Methods: The following 7 T CEST MRI experiments were analyzed: Repeated measurements of a healthy subject, subjects of two age cohorts (14 older, 7 younger subjects), and measurements of 12 Parkinson patients. A slab-selective, B+1
-homogeneous parallel transmit protocol was used. The post-processing consisting of motion correction, smoothing, B0 -correction, normalization, denoising, B+1
-correction and Lorentzian fitting was optimized regarding the intra- and inter-subject coefficient of variation (CoV) of the amplitudes of the amide pool and the aliphatic rNOE pool within the brain.

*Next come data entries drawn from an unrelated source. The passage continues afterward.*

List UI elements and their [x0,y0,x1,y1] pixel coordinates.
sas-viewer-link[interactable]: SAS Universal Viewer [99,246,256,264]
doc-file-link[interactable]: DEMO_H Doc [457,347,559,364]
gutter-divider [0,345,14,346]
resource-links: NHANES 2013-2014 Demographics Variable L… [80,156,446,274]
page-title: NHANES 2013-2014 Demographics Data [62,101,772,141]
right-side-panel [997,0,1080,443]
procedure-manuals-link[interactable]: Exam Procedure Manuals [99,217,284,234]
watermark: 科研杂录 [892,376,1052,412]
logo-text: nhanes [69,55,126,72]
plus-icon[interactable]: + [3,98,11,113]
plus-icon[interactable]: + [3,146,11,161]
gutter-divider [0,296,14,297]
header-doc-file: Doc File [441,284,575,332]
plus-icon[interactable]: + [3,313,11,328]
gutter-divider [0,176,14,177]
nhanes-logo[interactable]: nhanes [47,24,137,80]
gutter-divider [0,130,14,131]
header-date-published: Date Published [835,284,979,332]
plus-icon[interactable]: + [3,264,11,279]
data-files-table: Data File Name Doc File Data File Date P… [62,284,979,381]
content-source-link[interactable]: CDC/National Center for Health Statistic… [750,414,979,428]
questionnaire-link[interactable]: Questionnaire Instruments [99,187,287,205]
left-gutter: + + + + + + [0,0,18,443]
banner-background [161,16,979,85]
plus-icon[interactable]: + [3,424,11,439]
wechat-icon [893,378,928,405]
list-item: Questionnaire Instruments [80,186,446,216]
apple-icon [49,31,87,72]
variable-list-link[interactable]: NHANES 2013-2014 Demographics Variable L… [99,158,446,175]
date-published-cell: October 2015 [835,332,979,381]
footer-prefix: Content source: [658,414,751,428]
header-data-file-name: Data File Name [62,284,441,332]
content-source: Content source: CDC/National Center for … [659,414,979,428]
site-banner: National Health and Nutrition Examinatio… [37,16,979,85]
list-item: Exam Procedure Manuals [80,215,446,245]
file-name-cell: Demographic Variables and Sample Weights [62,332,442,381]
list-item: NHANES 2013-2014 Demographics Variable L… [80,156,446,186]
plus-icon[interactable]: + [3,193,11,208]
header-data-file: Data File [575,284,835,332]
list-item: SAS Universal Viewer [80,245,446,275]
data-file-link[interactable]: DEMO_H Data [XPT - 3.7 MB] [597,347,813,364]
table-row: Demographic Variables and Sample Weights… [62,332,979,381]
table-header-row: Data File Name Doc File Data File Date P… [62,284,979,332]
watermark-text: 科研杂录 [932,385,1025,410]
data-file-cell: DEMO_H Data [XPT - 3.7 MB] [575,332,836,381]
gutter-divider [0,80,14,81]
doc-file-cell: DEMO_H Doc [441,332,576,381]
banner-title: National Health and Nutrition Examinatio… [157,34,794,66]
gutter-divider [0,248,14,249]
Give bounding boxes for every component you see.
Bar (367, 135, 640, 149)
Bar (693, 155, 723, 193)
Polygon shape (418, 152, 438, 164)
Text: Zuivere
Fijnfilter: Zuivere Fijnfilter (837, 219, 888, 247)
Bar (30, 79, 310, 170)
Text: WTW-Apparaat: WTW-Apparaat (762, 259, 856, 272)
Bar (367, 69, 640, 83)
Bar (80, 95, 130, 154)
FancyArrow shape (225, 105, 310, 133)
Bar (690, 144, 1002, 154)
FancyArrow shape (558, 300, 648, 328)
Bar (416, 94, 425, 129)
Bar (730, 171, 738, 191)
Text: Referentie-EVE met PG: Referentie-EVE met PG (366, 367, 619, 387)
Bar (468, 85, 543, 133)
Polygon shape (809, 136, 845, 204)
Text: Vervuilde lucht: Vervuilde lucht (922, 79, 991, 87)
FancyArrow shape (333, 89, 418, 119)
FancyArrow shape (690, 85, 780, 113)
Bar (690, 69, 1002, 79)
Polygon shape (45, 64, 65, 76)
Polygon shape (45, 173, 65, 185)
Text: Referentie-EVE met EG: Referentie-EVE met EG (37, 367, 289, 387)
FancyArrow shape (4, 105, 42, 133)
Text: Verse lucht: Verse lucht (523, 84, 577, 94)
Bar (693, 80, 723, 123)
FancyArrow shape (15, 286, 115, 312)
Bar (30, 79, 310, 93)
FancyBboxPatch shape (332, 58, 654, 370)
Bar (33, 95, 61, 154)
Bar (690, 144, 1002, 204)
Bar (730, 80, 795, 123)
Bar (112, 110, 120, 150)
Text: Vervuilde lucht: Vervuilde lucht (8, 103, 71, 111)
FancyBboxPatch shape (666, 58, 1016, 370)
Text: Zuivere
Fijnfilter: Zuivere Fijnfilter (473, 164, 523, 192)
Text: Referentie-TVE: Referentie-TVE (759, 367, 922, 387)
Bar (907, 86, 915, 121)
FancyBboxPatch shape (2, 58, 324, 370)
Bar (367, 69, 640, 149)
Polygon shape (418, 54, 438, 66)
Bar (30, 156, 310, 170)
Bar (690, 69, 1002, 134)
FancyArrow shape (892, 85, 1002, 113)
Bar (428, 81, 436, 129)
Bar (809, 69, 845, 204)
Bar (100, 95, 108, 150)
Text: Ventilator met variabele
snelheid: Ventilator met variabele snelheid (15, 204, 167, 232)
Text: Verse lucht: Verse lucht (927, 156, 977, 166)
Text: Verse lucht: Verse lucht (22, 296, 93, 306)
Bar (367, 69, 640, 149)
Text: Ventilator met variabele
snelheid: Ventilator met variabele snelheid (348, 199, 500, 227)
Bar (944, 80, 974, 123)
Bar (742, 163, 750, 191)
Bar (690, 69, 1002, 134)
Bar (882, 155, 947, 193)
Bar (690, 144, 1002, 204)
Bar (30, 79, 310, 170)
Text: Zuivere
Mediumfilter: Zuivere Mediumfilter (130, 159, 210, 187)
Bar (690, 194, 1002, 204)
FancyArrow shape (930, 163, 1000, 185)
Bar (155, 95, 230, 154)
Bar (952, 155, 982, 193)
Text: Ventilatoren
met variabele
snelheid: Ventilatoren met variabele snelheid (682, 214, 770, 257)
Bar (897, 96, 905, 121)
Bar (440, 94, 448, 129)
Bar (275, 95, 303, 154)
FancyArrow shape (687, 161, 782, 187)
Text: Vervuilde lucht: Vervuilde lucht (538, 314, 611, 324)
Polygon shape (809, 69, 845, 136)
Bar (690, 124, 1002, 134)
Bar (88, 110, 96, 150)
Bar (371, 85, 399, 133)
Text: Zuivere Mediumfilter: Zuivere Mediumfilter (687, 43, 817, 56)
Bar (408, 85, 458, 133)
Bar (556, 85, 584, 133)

Results: Seven 'tricks' for post-processing accomplished an improvement of the mean voxel CoV of the amide pool and the aliphatic rNOE pool amplitudes below 5 % and 3 %, respectively. These post-processing steps are, image-based: 1)motion correction with interpolation of the motion of low-signal-offsets, 2)using the amide pool frequency offset image as reference; Z-spectrum-based, 3)normalization of the Z-spectrum using the outermost saturated measurements, 4) B0
correction of the Z-spectrum with moderate spline smoothing, 5)denoising using principal component analysis preserving the 11 highest intensity-components, 6) B+1 correction using a linear fit, and 7)Lorentzian fitting using the 5-pool fit model. It turns out that that with the optimized post-processing pipeline, a significant age effect in the amide pool can be detected. Additionally, for the first time, an aliphatic rNOE contrast between subjects suffering from Parkinson's disease and age-matched healthy controls in the substantia nigra is detected. Interpretation We propose an optimized post-processing pipeline for CEST multi-pool evaluation. It is shown that by the use of these seven 'tricks', the reproducibility and, thus, the statistical power of a CEST measurement can be greatly improved and subtle changes can be detected.